En vain serions-nous tentés de maudire la critique ; ici elle nous accable vraiment de ses objections. Le coup de flèche merveilleux figure dans une foule de chroniques ou de chants populaires avant l’époque où l’on place généralement Guillaume Tell. — Un roi d’Islande contraint Egil l’archer de viser une pomme sur la tête de son fils. Palnatoke, appelé par le chroniqueur latin Toko, pour obéir au roi de Danemark, place une pomme sur la tête de son fils, et l’abat d’un coup de flèche. Même histoire est racontée d’Endride aux larges pieds, archer de Norvège ; seulement la pomme est remplacée par une figure du jeu d’échecs. Heming, des îles d’Héligoland, enlève par ordre du roi une noisette du haut de la tête de son frère. La pomme avec tous les détails obligés reparaît dans l’aventure de Cloudesly, un archer des ballades anglaises. Dans le Palatinat du Rhin, le sorcier-archer Puncler est obligé de fournir le même tour d’adresse avec un denier. — De compte fait, nous avons six Guillaume Tell dans l’Europe septentrionale avant l’avènement du héros suisse. M. Huber, de l’université d’Inspruck, ne s’en contente pas ; il en a trouvé huit. Remarquez bien que presque partout l’archer se met à la distance de cent vingt pas, qu’il cache ordinairement une seconde flèche dans sa poitrine, et que le tyran lui demande à point quel usage il en prétendait faire ; alors l’archer ne manque pas de lui répondre que, dans le cas où le premier coup eût été malheureux, le second lui était destiné. Le peuple est comme un éditeur infatigable des mêmes légendes, ou plutôt il invente peu, il retrouve.

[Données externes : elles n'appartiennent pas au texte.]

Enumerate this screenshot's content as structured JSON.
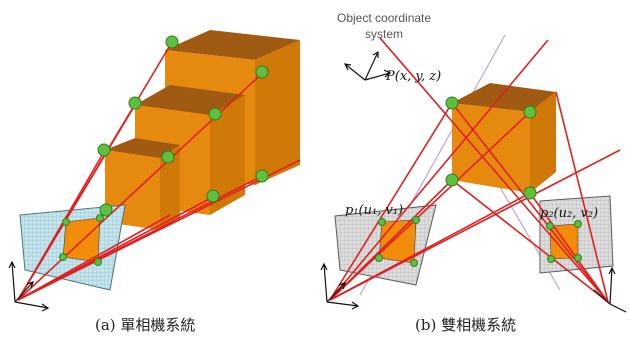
{
  "captions": {
    "left": "(a) 單相機系統",
    "right": "(b) 雙相機系統"
  },
  "labels": {
    "object_system_line1": "Object coordinate",
    "object_system_line2": "system",
    "point_P": "P(x, y, z)",
    "point_p1": "p₁(u₁, v₁)",
    "point_p2": "p₂(u₂, v₂)"
  },
  "colors": {
    "box_front": "#e58a0f",
    "box_side": "#d07808",
    "box_top": "#a05a12",
    "ray": "#e02020",
    "marker": "#5fbf3f",
    "marker_edge": "#2f7f1f",
    "image_plane_blue": "#bfe6ef",
    "image_plane_gray": "#dcdcdc",
    "purple_line": "#b9a6d6"
  }
}
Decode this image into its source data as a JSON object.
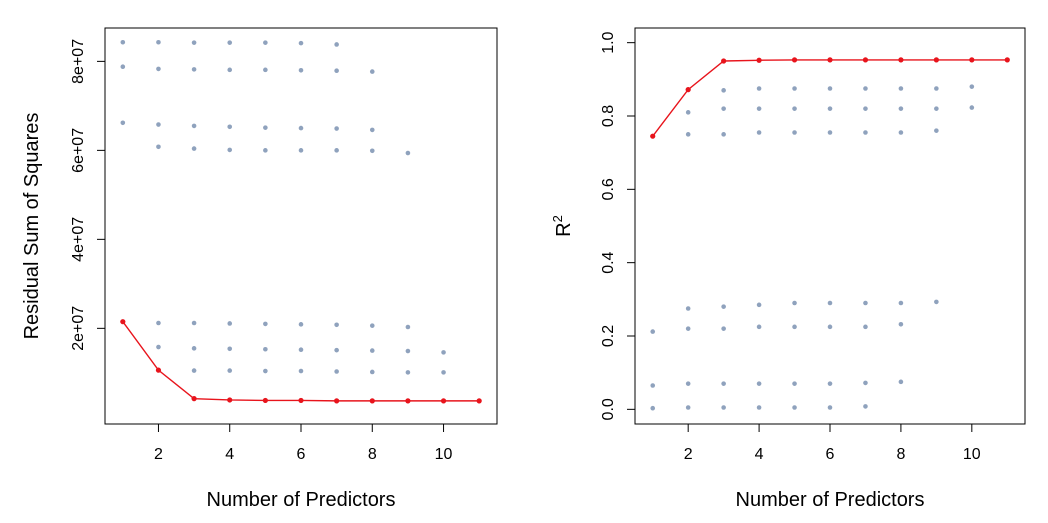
{
  "colors": {
    "points": "#8fa2bd",
    "best": "#e8141c",
    "frame": "#000000"
  },
  "chart_data": [
    {
      "type": "scatter",
      "xlabel": "Number of Predictors",
      "ylabel": "Residual Sum of Squares",
      "xlim": [
        0.5,
        11.5
      ],
      "ylim": [
        -1500000,
        87500000
      ],
      "x_ticks": [
        2,
        4,
        6,
        8,
        10
      ],
      "y_ticks": [
        20000000,
        40000000,
        60000000,
        80000000
      ],
      "x_tick_labels": [
        "2",
        "4",
        "6",
        "8",
        "10"
      ],
      "y_tick_labels": [
        "2e+07",
        "4e+07",
        "6e+07",
        "8e+07"
      ],
      "grid": false,
      "legend": "none",
      "series": [
        {
          "style": "points",
          "points": [
            [
              1,
              84300000
            ],
            [
              1,
              78800000
            ],
            [
              1,
              66200000
            ],
            [
              1,
              21500000
            ],
            [
              2,
              84300000
            ],
            [
              2,
              78300000
            ],
            [
              2,
              65800000
            ],
            [
              2,
              60800000
            ],
            [
              2,
              21200000
            ],
            [
              2,
              15800000
            ],
            [
              2,
              10600000
            ],
            [
              3,
              84200000
            ],
            [
              3,
              78200000
            ],
            [
              3,
              65500000
            ],
            [
              3,
              60400000
            ],
            [
              3,
              21200000
            ],
            [
              3,
              15500000
            ],
            [
              3,
              10500000
            ],
            [
              3,
              4200000
            ],
            [
              4,
              84200000
            ],
            [
              4,
              78100000
            ],
            [
              4,
              65300000
            ],
            [
              4,
              60100000
            ],
            [
              4,
              21100000
            ],
            [
              4,
              15400000
            ],
            [
              4,
              10500000
            ],
            [
              4,
              3900000
            ],
            [
              5,
              84200000
            ],
            [
              5,
              78100000
            ],
            [
              5,
              65100000
            ],
            [
              5,
              60000000
            ],
            [
              5,
              21000000
            ],
            [
              5,
              15300000
            ],
            [
              5,
              10400000
            ],
            [
              5,
              3800000
            ],
            [
              6,
              84100000
            ],
            [
              6,
              78000000
            ],
            [
              6,
              65000000
            ],
            [
              6,
              60000000
            ],
            [
              6,
              20900000
            ],
            [
              6,
              15200000
            ],
            [
              6,
              10400000
            ],
            [
              6,
              3800000
            ],
            [
              7,
              83800000
            ],
            [
              7,
              77900000
            ],
            [
              7,
              64900000
            ],
            [
              7,
              60000000
            ],
            [
              7,
              20800000
            ],
            [
              7,
              15100000
            ],
            [
              7,
              10300000
            ],
            [
              7,
              3700000
            ],
            [
              8,
              77700000
            ],
            [
              8,
              64600000
            ],
            [
              8,
              59900000
            ],
            [
              8,
              20600000
            ],
            [
              8,
              15000000
            ],
            [
              8,
              10200000
            ],
            [
              8,
              3700000
            ],
            [
              9,
              59400000
            ],
            [
              9,
              20300000
            ],
            [
              9,
              14900000
            ],
            [
              9,
              10100000
            ],
            [
              9,
              3700000
            ],
            [
              10,
              14600000
            ],
            [
              10,
              10100000
            ],
            [
              10,
              3700000
            ],
            [
              11,
              3700000
            ]
          ]
        },
        {
          "style": "line",
          "x": [
            1,
            2,
            3,
            4,
            5,
            6,
            7,
            8,
            9,
            10,
            11
          ],
          "values": [
            21500000,
            10600000,
            4200000,
            3900000,
            3800000,
            3800000,
            3700000,
            3700000,
            3700000,
            3700000,
            3700000
          ]
        }
      ]
    },
    {
      "type": "scatter",
      "xlabel": "Number of Predictors",
      "ylabel_base": "R",
      "ylabel_sup": "2",
      "xlim": [
        0.5,
        11.5
      ],
      "ylim": [
        -0.04,
        1.04
      ],
      "x_ticks": [
        2,
        4,
        6,
        8,
        10
      ],
      "y_ticks": [
        0.0,
        0.2,
        0.4,
        0.6,
        0.8,
        1.0
      ],
      "x_tick_labels": [
        "2",
        "4",
        "6",
        "8",
        "10"
      ],
      "y_tick_labels": [
        "0.0",
        "0.2",
        "0.4",
        "0.6",
        "0.8",
        "1.0"
      ],
      "grid": false,
      "legend": "none",
      "series": [
        {
          "style": "points",
          "points": [
            [
              1,
              0.745
            ],
            [
              1,
              0.212
            ],
            [
              1,
              0.065
            ],
            [
              1,
              0.003
            ],
            [
              2,
              0.872
            ],
            [
              2,
              0.81
            ],
            [
              2,
              0.75
            ],
            [
              2,
              0.275
            ],
            [
              2,
              0.22
            ],
            [
              2,
              0.07
            ],
            [
              2,
              0.005
            ],
            [
              3,
              0.95
            ],
            [
              3,
              0.87
            ],
            [
              3,
              0.82
            ],
            [
              3,
              0.75
            ],
            [
              3,
              0.28
            ],
            [
              3,
              0.22
            ],
            [
              3,
              0.07
            ],
            [
              3,
              0.005
            ],
            [
              4,
              0.952
            ],
            [
              4,
              0.875
            ],
            [
              4,
              0.82
            ],
            [
              4,
              0.755
            ],
            [
              4,
              0.285
            ],
            [
              4,
              0.225
            ],
            [
              4,
              0.07
            ],
            [
              4,
              0.005
            ],
            [
              5,
              0.953
            ],
            [
              5,
              0.875
            ],
            [
              5,
              0.82
            ],
            [
              5,
              0.755
            ],
            [
              5,
              0.29
            ],
            [
              5,
              0.225
            ],
            [
              5,
              0.07
            ],
            [
              5,
              0.005
            ],
            [
              6,
              0.953
            ],
            [
              6,
              0.875
            ],
            [
              6,
              0.82
            ],
            [
              6,
              0.755
            ],
            [
              6,
              0.29
            ],
            [
              6,
              0.225
            ],
            [
              6,
              0.07
            ],
            [
              6,
              0.005
            ],
            [
              7,
              0.953
            ],
            [
              7,
              0.875
            ],
            [
              7,
              0.82
            ],
            [
              7,
              0.755
            ],
            [
              7,
              0.29
            ],
            [
              7,
              0.225
            ],
            [
              7,
              0.072
            ],
            [
              7,
              0.008
            ],
            [
              8,
              0.953
            ],
            [
              8,
              0.875
            ],
            [
              8,
              0.82
            ],
            [
              8,
              0.755
            ],
            [
              8,
              0.29
            ],
            [
              8,
              0.232
            ],
            [
              8,
              0.075
            ],
            [
              9,
              0.953
            ],
            [
              9,
              0.875
            ],
            [
              9,
              0.82
            ],
            [
              9,
              0.76
            ],
            [
              9,
              0.293
            ],
            [
              10,
              0.953
            ],
            [
              10,
              0.88
            ],
            [
              10,
              0.823
            ],
            [
              11,
              0.953
            ]
          ]
        },
        {
          "style": "line",
          "x": [
            1,
            2,
            3,
            4,
            5,
            6,
            7,
            8,
            9,
            10,
            11
          ],
          "values": [
            0.745,
            0.872,
            0.95,
            0.952,
            0.953,
            0.953,
            0.953,
            0.953,
            0.953,
            0.953,
            0.953
          ]
        }
      ]
    }
  ]
}
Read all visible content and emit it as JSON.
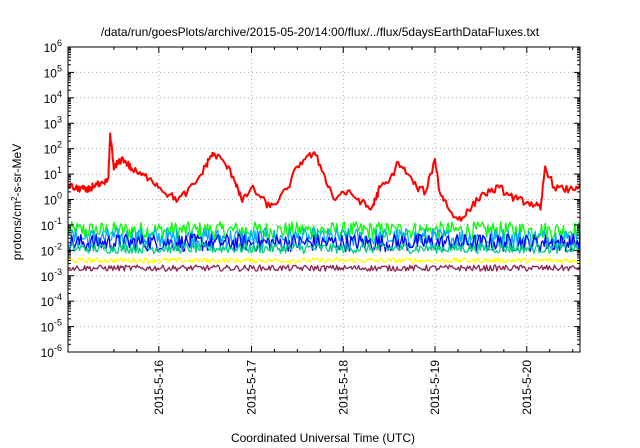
{
  "chart_data": {
    "type": "line",
    "title": "/data/run/goesPlots/archive/2015-05-20/14:00/flux/../flux/5daysEarthDataFluxes.txt",
    "xlabel": "Coordinated Universal Time (UTC)",
    "ylabel": {
      "pre": "protons/cm",
      "sup": "2",
      "post": "-s-sr-MeV"
    },
    "y_scale": "log",
    "ylim": [
      1e-06,
      1000000.0
    ],
    "xlim": [
      0,
      5.58
    ],
    "grid": true,
    "y_ticks": [
      {
        "value": -6,
        "base": "10",
        "exp": "-6"
      },
      {
        "value": -5,
        "base": "10",
        "exp": "-5"
      },
      {
        "value": -4,
        "base": "10",
        "exp": "-4"
      },
      {
        "value": -3,
        "base": "10",
        "exp": "-3"
      },
      {
        "value": -2,
        "base": "10",
        "exp": "-2"
      },
      {
        "value": -1,
        "base": "10",
        "exp": "-1"
      },
      {
        "value": 0,
        "base": "10",
        "exp": "0"
      },
      {
        "value": 1,
        "base": "10",
        "exp": "1"
      },
      {
        "value": 2,
        "base": "10",
        "exp": "2"
      },
      {
        "value": 3,
        "base": "10",
        "exp": "3"
      },
      {
        "value": 4,
        "base": "10",
        "exp": "4"
      },
      {
        "value": 5,
        "base": "10",
        "exp": "5"
      },
      {
        "value": 6,
        "base": "10",
        "exp": "6"
      }
    ],
    "x_ticks": [
      {
        "value": 0.99,
        "label": "2015-5-16"
      },
      {
        "value": 2.0,
        "label": "2015-5-17"
      },
      {
        "value": 3.0,
        "label": "2015-5-18"
      },
      {
        "value": 4.0,
        "label": "2015-5-19"
      },
      {
        "value": 5.0,
        "label": "2015-5-20"
      }
    ],
    "series": [
      {
        "color": "#ff0000",
        "x": [
          0.0,
          0.05,
          0.1,
          0.15,
          0.2,
          0.25,
          0.3,
          0.35,
          0.4,
          0.44,
          0.46,
          0.5,
          0.55,
          0.6,
          0.65,
          0.7,
          0.8,
          0.9,
          1.0,
          1.1,
          1.2,
          1.3,
          1.4,
          1.5,
          1.55,
          1.6,
          1.7,
          1.8,
          1.85,
          1.9,
          2.0,
          2.1,
          2.2,
          2.3,
          2.4,
          2.5,
          2.6,
          2.7,
          2.8,
          2.9,
          3.0,
          3.1,
          3.2,
          3.3,
          3.35,
          3.4,
          3.5,
          3.6,
          3.7,
          3.8,
          3.9,
          4.0,
          4.05,
          4.1,
          4.2,
          4.3,
          4.4,
          4.5,
          4.6,
          4.7,
          4.8,
          4.9,
          5.0,
          5.1,
          5.15,
          5.2,
          5.3,
          5.4,
          5.5,
          5.58
        ],
        "y": [
          4,
          3,
          2.5,
          3,
          2,
          3,
          4,
          3.5,
          4,
          7,
          400,
          15,
          30,
          40,
          25,
          15,
          9,
          7,
          3,
          1.5,
          1,
          2,
          5,
          20,
          50,
          60,
          30,
          8,
          3,
          0.8,
          3,
          1.2,
          0.5,
          1,
          3,
          20,
          50,
          55,
          8,
          1,
          2,
          1.5,
          0.8,
          0.4,
          1,
          3,
          5,
          30,
          10,
          3,
          2,
          40,
          2,
          1,
          0.2,
          0.2,
          0.5,
          1.5,
          2,
          3,
          1.5,
          1,
          0.8,
          0.6,
          0.4,
          20,
          3,
          2.5,
          2.5,
          4
        ]
      },
      {
        "color": "#00ff00",
        "center": 0.06,
        "spread": 0.35
      },
      {
        "color": "#00aaff",
        "center": 0.03,
        "spread": 0.4
      },
      {
        "color": "#0000ff",
        "center": 0.02,
        "spread": 0.35
      },
      {
        "color": "#00d080",
        "center": 0.012,
        "spread": 0.2
      },
      {
        "color": "#ffff00",
        "center": 0.004,
        "spread": 0.1
      },
      {
        "color": "#8b2252",
        "center": 0.002,
        "spread": 0.12
      }
    ]
  }
}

Entre tous ces récits, quel est le véritable ? Aucun peut-être, et le mot le plus vrai sur l’histoire de la pomme a été dit par Willimann, qui a soulevé le premier la question à voix basse en quelque sorte et dans une lettre à un ami. « Apparemment cette fable a pris son origine dans une façon de parler du vulgaire, qui, voulant donner une haute idée de l’habileté d’un archer, dit qu’il abattrait d’un coup de flèche une pomme placée sur la tête de son fils sans le blesser. »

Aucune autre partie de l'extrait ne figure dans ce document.